It was the twenty seventh. I didn't know of what month or what day of the week it was, but I knew it was the twenty seventh. On that day I met some people, and they changed me, for better or for worse, no one knows. The twenty seventh was the day I met Logan, and that day he took me to Charles. Sometimes I wish I knew the things I know now, for instance, I wish I knew what I was. I thought I was just a freak, something God screwed up on, but now I know that I am like no other, and I was no freak, no screw up. I was me, but what was me?
It started the day I left. I had been a year since I had met Logan and Charles, and in ways they had helped me, but in ways they had broken me. I knew from the beginning that Charles wanted me to do something that I had once vowed never to do again, which was use my mutant abilities. I thought I just had a bunch of weird powers but, I didn't. I was the last chance at mutants, the last one ever born. And I was special. Yet, special isn't always good, because with power comes weakness, and mine was something I couldn't stand to lose, and that was my sanity.
My abilities were the reason I had lost my family, my friends, and everyone I loved. After that day I didn't want them, even if they wouldn't ever go away. In fact, my powers grew stronger every day, I was always developing more, and more. I never knew why, until I saw the news. The mutants were dying. Some disease had spread like wildfire across the mutant population, and was killing them all off. The ones that were safe with Charles soon died mysteriously.

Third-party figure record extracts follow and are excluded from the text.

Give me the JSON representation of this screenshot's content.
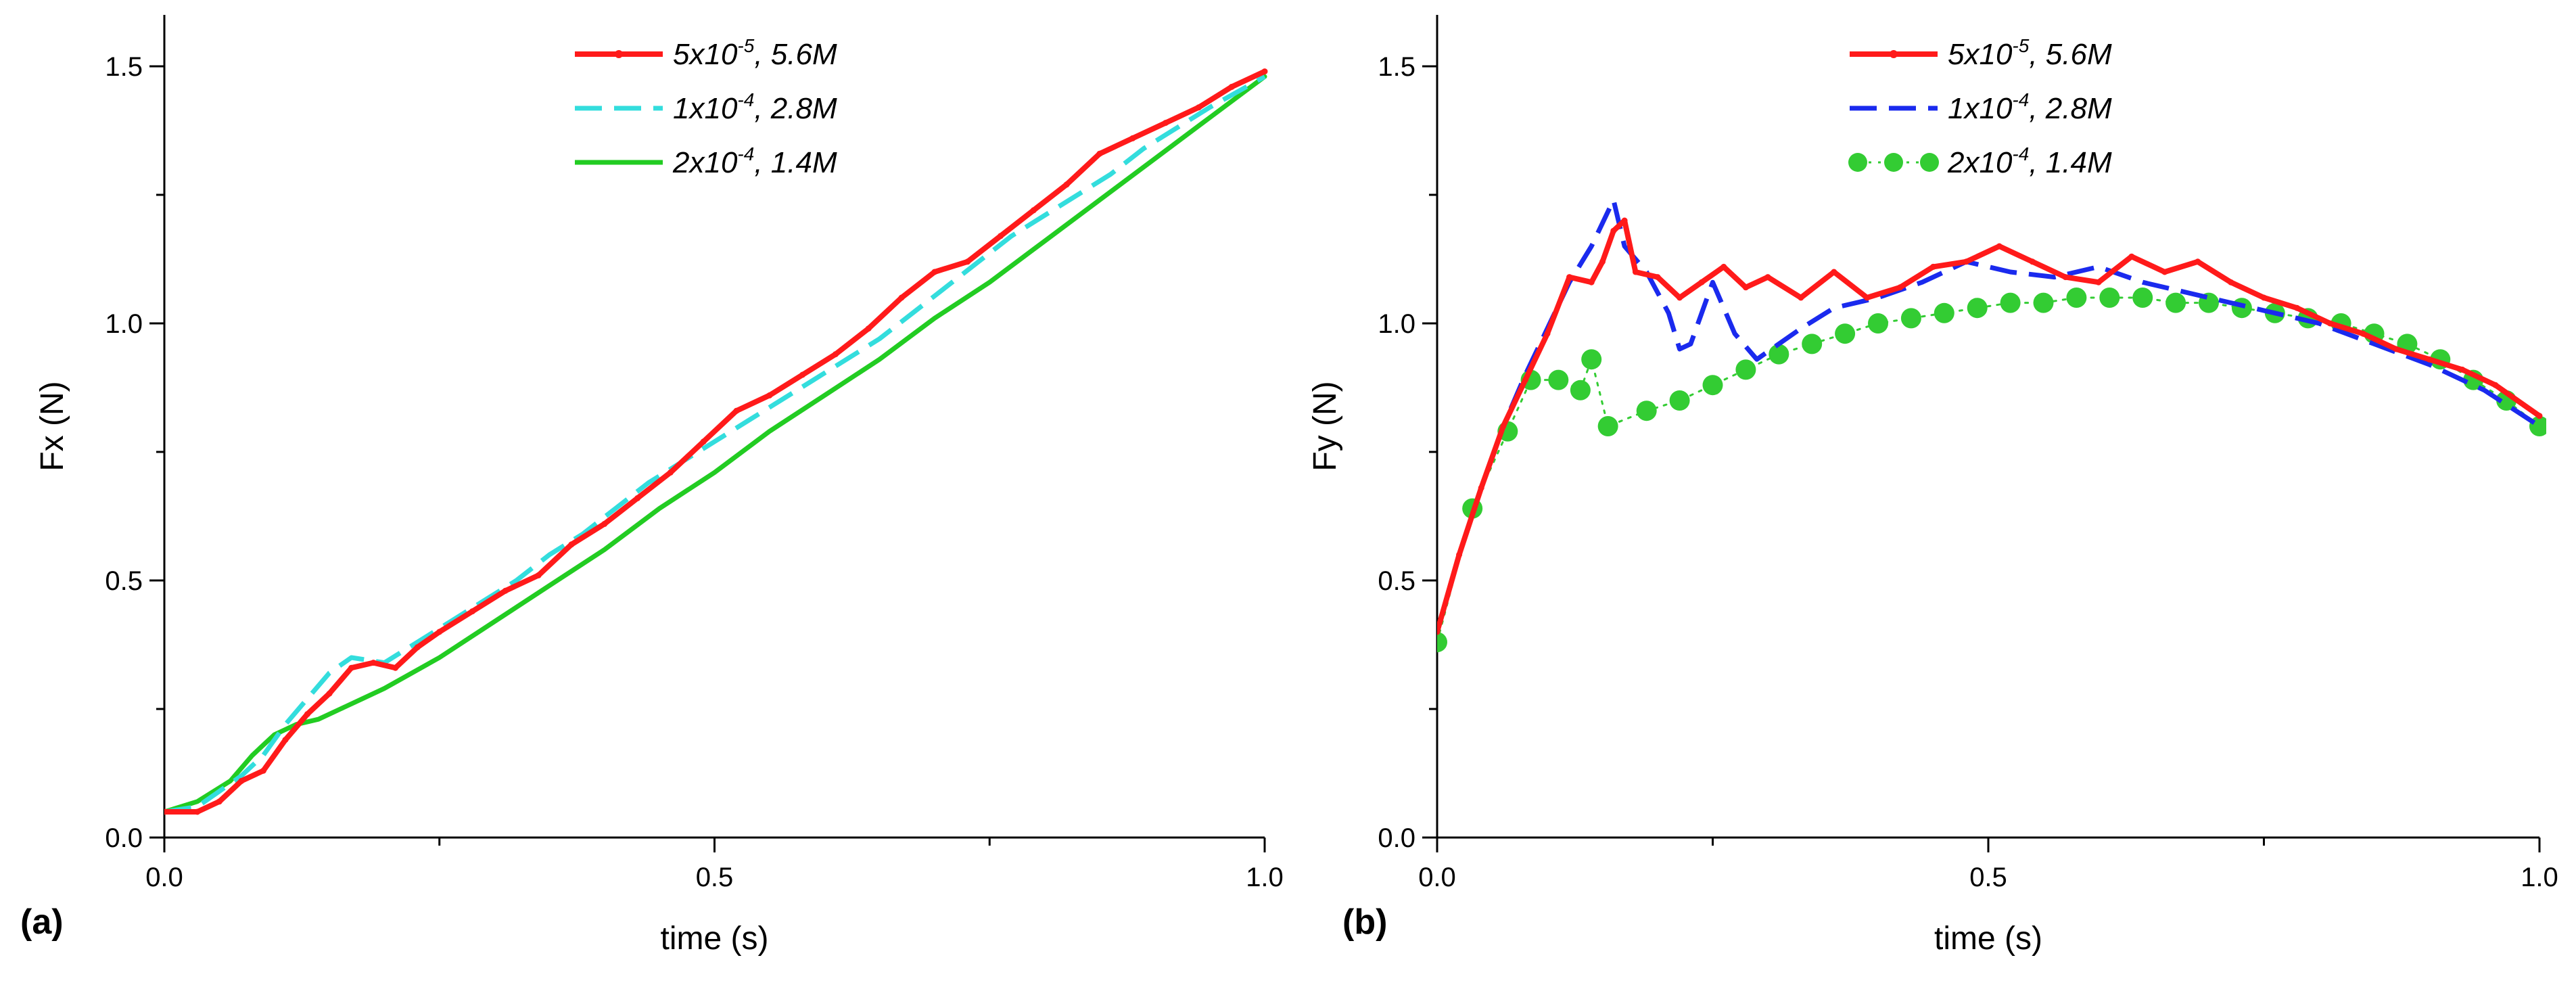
{
  "chart_data": [
    {
      "type": "line",
      "panel_label": "(a)",
      "xlabel": "time (s)",
      "ylabel": "Fx (N)",
      "xlim": [
        0.0,
        1.0
      ],
      "ylim": [
        0.0,
        1.6
      ],
      "xticks": [
        "0.0",
        "0.5",
        "1.0"
      ],
      "yticks": [
        "0.0",
        "0.5",
        "1.0",
        "1.5"
      ],
      "legend_position": "top-center",
      "series": [
        {
          "name": "5x10-5, 5.6M",
          "legend": {
            "base": "5x10",
            "sup": "-5",
            "rest": ", 5.6M"
          },
          "color": "#ff1a1a",
          "style": "solid-marker",
          "x": [
            0.0,
            0.03,
            0.05,
            0.07,
            0.09,
            0.11,
            0.13,
            0.15,
            0.17,
            0.19,
            0.21,
            0.23,
            0.25,
            0.28,
            0.31,
            0.34,
            0.37,
            0.4,
            0.43,
            0.46,
            0.49,
            0.52,
            0.55,
            0.58,
            0.61,
            0.64,
            0.67,
            0.7,
            0.73,
            0.76,
            0.79,
            0.82,
            0.85,
            0.88,
            0.91,
            0.94,
            0.97,
            1.0
          ],
          "y": [
            0.05,
            0.05,
            0.07,
            0.11,
            0.13,
            0.19,
            0.24,
            0.28,
            0.33,
            0.34,
            0.33,
            0.37,
            0.4,
            0.44,
            0.48,
            0.51,
            0.57,
            0.61,
            0.66,
            0.71,
            0.77,
            0.83,
            0.86,
            0.9,
            0.94,
            0.99,
            1.05,
            1.1,
            1.12,
            1.17,
            1.22,
            1.27,
            1.33,
            1.36,
            1.39,
            1.42,
            1.46,
            1.49
          ]
        },
        {
          "name": "1x10-4, 2.8M",
          "legend": {
            "base": "1x10",
            "sup": "-4",
            "rest": ", 2.8M"
          },
          "color": "#33dddd",
          "style": "dashed",
          "x": [
            0.0,
            0.03,
            0.05,
            0.07,
            0.09,
            0.11,
            0.13,
            0.15,
            0.17,
            0.2,
            0.23,
            0.26,
            0.29,
            0.32,
            0.35,
            0.38,
            0.41,
            0.44,
            0.47,
            0.5,
            0.53,
            0.56,
            0.59,
            0.62,
            0.65,
            0.68,
            0.71,
            0.74,
            0.77,
            0.8,
            0.83,
            0.86,
            0.89,
            0.92,
            0.95,
            1.0
          ],
          "y": [
            0.05,
            0.06,
            0.09,
            0.12,
            0.16,
            0.22,
            0.27,
            0.32,
            0.35,
            0.34,
            0.38,
            0.42,
            0.46,
            0.5,
            0.55,
            0.59,
            0.64,
            0.69,
            0.73,
            0.77,
            0.81,
            0.85,
            0.89,
            0.93,
            0.97,
            1.02,
            1.07,
            1.12,
            1.17,
            1.21,
            1.25,
            1.29,
            1.34,
            1.38,
            1.42,
            1.48
          ]
        },
        {
          "name": "2x10-4, 1.4M",
          "legend": {
            "base": "2x10",
            "sup": "-4",
            "rest": ", 1.4M"
          },
          "color": "#22cc22",
          "style": "solid",
          "x": [
            0.0,
            0.03,
            0.06,
            0.08,
            0.1,
            0.12,
            0.14,
            0.16,
            0.18,
            0.2,
            0.25,
            0.3,
            0.35,
            0.4,
            0.45,
            0.5,
            0.55,
            0.6,
            0.65,
            0.7,
            0.75,
            0.8,
            0.85,
            0.9,
            0.95,
            1.0
          ],
          "y": [
            0.05,
            0.07,
            0.11,
            0.16,
            0.2,
            0.22,
            0.23,
            0.25,
            0.27,
            0.29,
            0.35,
            0.42,
            0.49,
            0.56,
            0.64,
            0.71,
            0.79,
            0.86,
            0.93,
            1.01,
            1.08,
            1.16,
            1.24,
            1.32,
            1.4,
            1.48
          ]
        }
      ]
    },
    {
      "type": "line",
      "panel_label": "(b)",
      "xlabel": "time (s)",
      "ylabel": "Fy (N)",
      "xlim": [
        0.0,
        1.0
      ],
      "ylim": [
        0.0,
        1.6
      ],
      "xticks": [
        "0.0",
        "0.5",
        "1.0"
      ],
      "yticks": [
        "0.0",
        "0.5",
        "1.0",
        "1.5"
      ],
      "legend_position": "top-center",
      "series": [
        {
          "name": "5x10-5, 5.6M",
          "legend": {
            "base": "5x10",
            "sup": "-5",
            "rest": ", 5.6M"
          },
          "color": "#ff1a1a",
          "style": "solid-marker",
          "x": [
            0.0,
            0.02,
            0.04,
            0.06,
            0.08,
            0.1,
            0.12,
            0.14,
            0.15,
            0.16,
            0.17,
            0.18,
            0.2,
            0.22,
            0.24,
            0.26,
            0.28,
            0.3,
            0.33,
            0.36,
            0.39,
            0.42,
            0.45,
            0.48,
            0.51,
            0.54,
            0.57,
            0.6,
            0.63,
            0.66,
            0.69,
            0.72,
            0.75,
            0.78,
            0.81,
            0.84,
            0.87,
            0.9,
            0.93,
            0.96,
            1.0
          ],
          "y": [
            0.4,
            0.55,
            0.68,
            0.8,
            0.89,
            0.98,
            1.09,
            1.08,
            1.12,
            1.18,
            1.2,
            1.1,
            1.09,
            1.05,
            1.08,
            1.11,
            1.07,
            1.09,
            1.05,
            1.1,
            1.05,
            1.07,
            1.11,
            1.12,
            1.15,
            1.12,
            1.09,
            1.08,
            1.13,
            1.1,
            1.12,
            1.08,
            1.05,
            1.03,
            1.0,
            0.98,
            0.95,
            0.93,
            0.91,
            0.88,
            0.82
          ]
        },
        {
          "name": "1x10-4, 2.8M",
          "legend": {
            "base": "1x10",
            "sup": "-4",
            "rest": ", 2.8M"
          },
          "color": "#1a2aee",
          "style": "dashed",
          "x": [
            0.0,
            0.02,
            0.04,
            0.06,
            0.08,
            0.1,
            0.12,
            0.14,
            0.16,
            0.17,
            0.19,
            0.21,
            0.22,
            0.23,
            0.25,
            0.27,
            0.29,
            0.31,
            0.33,
            0.36,
            0.4,
            0.44,
            0.48,
            0.52,
            0.56,
            0.6,
            0.64,
            0.68,
            0.72,
            0.76,
            0.8,
            0.85,
            0.9,
            0.95,
            1.0
          ],
          "y": [
            0.4,
            0.55,
            0.68,
            0.8,
            0.9,
            0.99,
            1.08,
            1.15,
            1.24,
            1.15,
            1.1,
            1.02,
            0.95,
            0.96,
            1.08,
            0.98,
            0.93,
            0.96,
            0.99,
            1.03,
            1.05,
            1.08,
            1.12,
            1.1,
            1.09,
            1.11,
            1.08,
            1.06,
            1.04,
            1.02,
            1.0,
            0.96,
            0.92,
            0.87,
            0.8
          ]
        },
        {
          "name": "2x10-4, 1.4M",
          "legend": {
            "base": "2x10",
            "sup": "-4",
            "rest": ", 1.4M"
          },
          "color": "#33cc33",
          "style": "dotted-marker",
          "x": [
            0.0,
            0.032,
            0.064,
            0.085,
            0.11,
            0.13,
            0.14,
            0.155,
            0.19,
            0.22,
            0.25,
            0.28,
            0.31,
            0.34,
            0.37,
            0.4,
            0.43,
            0.46,
            0.49,
            0.52,
            0.55,
            0.58,
            0.61,
            0.64,
            0.67,
            0.7,
            0.73,
            0.76,
            0.79,
            0.82,
            0.85,
            0.88,
            0.91,
            0.94,
            0.97,
            1.0
          ],
          "y": [
            0.38,
            0.64,
            0.79,
            0.89,
            0.89,
            0.87,
            0.93,
            0.8,
            0.83,
            0.85,
            0.88,
            0.91,
            0.94,
            0.96,
            0.98,
            1.0,
            1.01,
            1.02,
            1.03,
            1.04,
            1.04,
            1.05,
            1.05,
            1.05,
            1.04,
            1.04,
            1.03,
            1.02,
            1.01,
            1.0,
            0.98,
            0.96,
            0.93,
            0.89,
            0.85,
            0.8
          ]
        }
      ]
    }
  ]
}
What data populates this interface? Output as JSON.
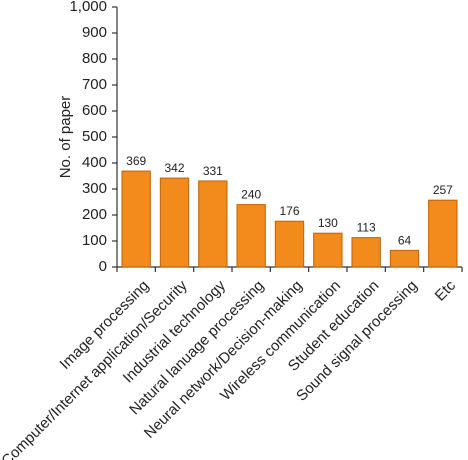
{
  "chart_data": {
    "type": "bar",
    "y_label": "No. of paper",
    "categories": [
      "Image processing",
      "Computer/Internet application/Security",
      "Industrial technology",
      "Natural lanuage processing",
      "Neural network/Decision-making",
      "Wireless communication",
      "Student education",
      "Sound signal processing",
      "Etc"
    ],
    "values": [
      369,
      342,
      331,
      240,
      176,
      130,
      113,
      64,
      257
    ],
    "color": "#f28a1c",
    "ylim": [
      0,
      1000
    ],
    "yticks": [
      0,
      100,
      200,
      300,
      400,
      500,
      600,
      700,
      800,
      900,
      {
        "value": 1000,
        "label": "1,000"
      }
    ]
  }
}
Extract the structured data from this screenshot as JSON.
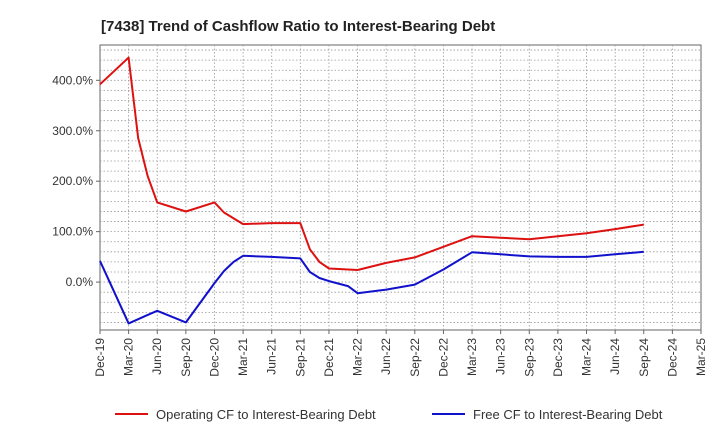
{
  "chart_data": {
    "type": "line",
    "title": "[7438]  Trend of Cashflow Ratio to Interest-Bearing Debt",
    "xlabel": "",
    "ylabel": "",
    "x_ticks": [
      "Dec-19",
      "Mar-20",
      "Jun-20",
      "Sep-20",
      "Dec-20",
      "Mar-21",
      "Jun-21",
      "Sep-21",
      "Dec-21",
      "Mar-22",
      "Jun-22",
      "Sep-22",
      "Dec-22",
      "Mar-23",
      "Jun-23",
      "Sep-23",
      "Dec-23",
      "Mar-24",
      "Jun-24",
      "Sep-24",
      "Dec-24",
      "Mar-25"
    ],
    "y_ticks": [
      {
        "value": 0,
        "label": "0.0%"
      },
      {
        "value": 100,
        "label": "100.0%"
      },
      {
        "value": 200,
        "label": "200.0%"
      },
      {
        "value": 300,
        "label": "300.0%"
      },
      {
        "value": 400,
        "label": "400.0%"
      }
    ],
    "ylim": [
      -95,
      470
    ],
    "grid": true,
    "legend_position": "bottom",
    "series": [
      {
        "name": "Operating CF to Interest-Bearing Debt",
        "color": "#dd1111",
        "points": [
          [
            "Dec-19",
            392
          ],
          [
            "Mar-20",
            445
          ],
          [
            "Apr-20",
            285
          ],
          [
            "May-20",
            210
          ],
          [
            "Jun-20",
            158
          ],
          [
            "Sep-20",
            140
          ],
          [
            "Dec-20",
            158
          ],
          [
            "Jan-21",
            138
          ],
          [
            "Mar-21",
            115
          ],
          [
            "Jun-21",
            117
          ],
          [
            "Sep-21",
            117
          ],
          [
            "Oct-21",
            65
          ],
          [
            "Nov-21",
            40
          ],
          [
            "Dec-21",
            27
          ],
          [
            "Mar-22",
            24
          ],
          [
            "Jun-22",
            38
          ],
          [
            "Sep-22",
            49
          ],
          [
            "Dec-22",
            70
          ],
          [
            "Mar-23",
            91
          ],
          [
            "Jun-23",
            88
          ],
          [
            "Sep-23",
            85
          ],
          [
            "Dec-23",
            91
          ],
          [
            "Mar-24",
            97
          ],
          [
            "Jun-24",
            105
          ],
          [
            "Sep-24",
            114
          ]
        ]
      },
      {
        "name": "Free CF to Interest-Bearing Debt",
        "color": "#1111cc",
        "points": [
          [
            "Dec-19",
            42
          ],
          [
            "Mar-20",
            -82
          ],
          [
            "May-20",
            -65
          ],
          [
            "Jun-20",
            -57
          ],
          [
            "Sep-20",
            -80
          ],
          [
            "Dec-20",
            -2
          ],
          [
            "Jan-21",
            22
          ],
          [
            "Feb-21",
            40
          ],
          [
            "Mar-21",
            52
          ],
          [
            "Jun-21",
            50
          ],
          [
            "Sep-21",
            47
          ],
          [
            "Oct-21",
            20
          ],
          [
            "Nov-21",
            8
          ],
          [
            "Dec-21",
            2
          ],
          [
            "Feb-22",
            -8
          ],
          [
            "Mar-22",
            -22
          ],
          [
            "Jun-22",
            -15
          ],
          [
            "Sep-22",
            -5
          ],
          [
            "Dec-22",
            25
          ],
          [
            "Mar-23",
            59
          ],
          [
            "Jun-23",
            55
          ],
          [
            "Sep-23",
            51
          ],
          [
            "Dec-23",
            50
          ],
          [
            "Mar-24",
            50
          ],
          [
            "Jun-24",
            55
          ],
          [
            "Sep-24",
            60
          ]
        ]
      }
    ]
  }
}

I wanted to die so badly. I tried, but I wouldn't, in fact I couldn't. I never knew why until I met Logan. I was like him in a way, in fact, several. Yet, I didn't know why. I'm pretty sure Charles always knew, he hinted at it. I should have realized what I was then, but I was too stubborn. I just wanted to be normal.
One day I tried using my mutant powers again, but it didn't work. I killed people, good innocent people, after that I wasn't sure I had a point in life. I had never
felt so alone. Maybe that was the way Logan felt all the time, alone. He had lost everything just as I had. But, I knew after I killed those people that I had to
leave Charles and Logan.
I couldn't stand to see the was Logan looked at me, he looked disgusted. That's when I met the reavers, and Donald Pierce. I was taken to Doctor Zander Rice, an egotistical jackass who hated Logan, and would do anything to hurt him. Doctor Rice didn't know that I knew Logan, he only cared about my powers, just like everyone else. This brings us to now, where I am held captive somewhere, alone, with only Donald Pierce to annoy me. I don't know what to do next, but I don't care.
My name is Elizabeth Porter. But they call me Cyanide.